IFComp 2011: Operation Extraction

Spoilers follow the break.

And finally I’m up to the third and last of this year’s HTML/Javascript games, and the one that’s the least like conventional IF, in that there’s no specific player character. You’re in control of a team of three people, a strike force trying to rescue an abducted weapons researcher by disrupting a planned transfer from the hotel where she’s being held to a more secure location. Most of the time, your people move about independently and on their own schedule, and all you can do is switch your vantage point, and therefore whose actions you’re observing. Every once in a while, though, one of them will face a decision, and you get to tell them what to do — provided you’re with them at the time.

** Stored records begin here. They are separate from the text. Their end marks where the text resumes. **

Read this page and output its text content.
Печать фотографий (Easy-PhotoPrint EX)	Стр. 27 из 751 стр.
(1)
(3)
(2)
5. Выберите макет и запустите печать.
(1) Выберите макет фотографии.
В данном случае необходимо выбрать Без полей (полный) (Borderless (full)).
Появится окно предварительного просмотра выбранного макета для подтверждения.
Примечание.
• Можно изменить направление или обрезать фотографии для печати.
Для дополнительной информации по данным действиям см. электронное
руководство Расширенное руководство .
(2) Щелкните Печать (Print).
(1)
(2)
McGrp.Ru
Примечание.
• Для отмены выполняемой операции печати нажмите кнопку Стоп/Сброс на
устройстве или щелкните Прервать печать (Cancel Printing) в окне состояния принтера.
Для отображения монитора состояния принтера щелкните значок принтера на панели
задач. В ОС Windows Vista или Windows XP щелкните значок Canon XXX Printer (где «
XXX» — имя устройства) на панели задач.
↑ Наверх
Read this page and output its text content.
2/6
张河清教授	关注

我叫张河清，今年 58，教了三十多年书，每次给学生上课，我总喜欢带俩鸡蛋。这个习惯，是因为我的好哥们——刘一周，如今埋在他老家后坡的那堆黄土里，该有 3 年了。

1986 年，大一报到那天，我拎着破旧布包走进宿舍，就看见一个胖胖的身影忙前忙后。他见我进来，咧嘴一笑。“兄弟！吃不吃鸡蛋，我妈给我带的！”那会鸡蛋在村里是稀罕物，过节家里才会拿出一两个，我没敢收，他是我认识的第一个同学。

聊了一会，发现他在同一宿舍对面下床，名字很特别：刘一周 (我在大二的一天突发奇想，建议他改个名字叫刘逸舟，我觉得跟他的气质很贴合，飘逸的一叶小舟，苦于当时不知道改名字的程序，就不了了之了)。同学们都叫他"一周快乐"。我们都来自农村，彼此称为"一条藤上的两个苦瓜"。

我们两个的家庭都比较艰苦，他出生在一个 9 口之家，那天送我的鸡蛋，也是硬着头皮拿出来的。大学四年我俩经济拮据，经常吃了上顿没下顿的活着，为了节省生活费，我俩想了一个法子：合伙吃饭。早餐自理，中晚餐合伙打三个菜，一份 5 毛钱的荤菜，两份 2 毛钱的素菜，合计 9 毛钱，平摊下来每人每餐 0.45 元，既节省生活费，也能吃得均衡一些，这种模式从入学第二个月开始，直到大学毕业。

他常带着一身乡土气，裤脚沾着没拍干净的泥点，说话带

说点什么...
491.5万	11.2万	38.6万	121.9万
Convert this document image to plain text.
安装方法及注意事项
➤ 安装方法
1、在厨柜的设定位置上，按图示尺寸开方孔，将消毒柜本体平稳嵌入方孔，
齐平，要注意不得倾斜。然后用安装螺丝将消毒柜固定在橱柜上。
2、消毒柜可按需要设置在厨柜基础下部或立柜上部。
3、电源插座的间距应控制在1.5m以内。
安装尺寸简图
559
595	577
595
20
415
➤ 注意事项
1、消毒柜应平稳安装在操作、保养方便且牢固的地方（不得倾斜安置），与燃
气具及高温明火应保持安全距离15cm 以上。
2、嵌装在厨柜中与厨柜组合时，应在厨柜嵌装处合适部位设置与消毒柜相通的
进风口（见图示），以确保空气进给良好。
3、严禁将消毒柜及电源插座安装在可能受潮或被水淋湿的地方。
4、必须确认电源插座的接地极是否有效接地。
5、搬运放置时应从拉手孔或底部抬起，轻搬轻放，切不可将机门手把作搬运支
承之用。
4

The whole business of switching between characters acting in realtime reminds me a bit of an old FMV game called Psychic Detective, which gave you the ability to ride around in people’s heads. Both in this game and that one, it’s tempting to just go switching from person to person at random in an attempt to get the big picture, but sticking with each character through an entire play-through is the best way to grasp what’s going on and where everything is. There’s one big difference between the two games, though: here, you’re not bound to characters. Every time the person you’re following leaves the room, you have to explicitly follow them with your next click or get left behind. Also, you can just go wandering off by yourself if you like. Although you can jump instantly to any member of your team, most of the hyperlinks in this game perform IF-style room-by-room navigation. It gives an impression that you’re a real but invisible and intangible entity in the gameworld, like a spectator in a FPS. And yet, when you’re with one of the player characters, you often get their inner thoughts narrated to you.

The story is serviceable enough, and seems to have a fairly large number of variations and endings where different members of your team get killed or not. But it’s more interesting as a formal experiment than as a story.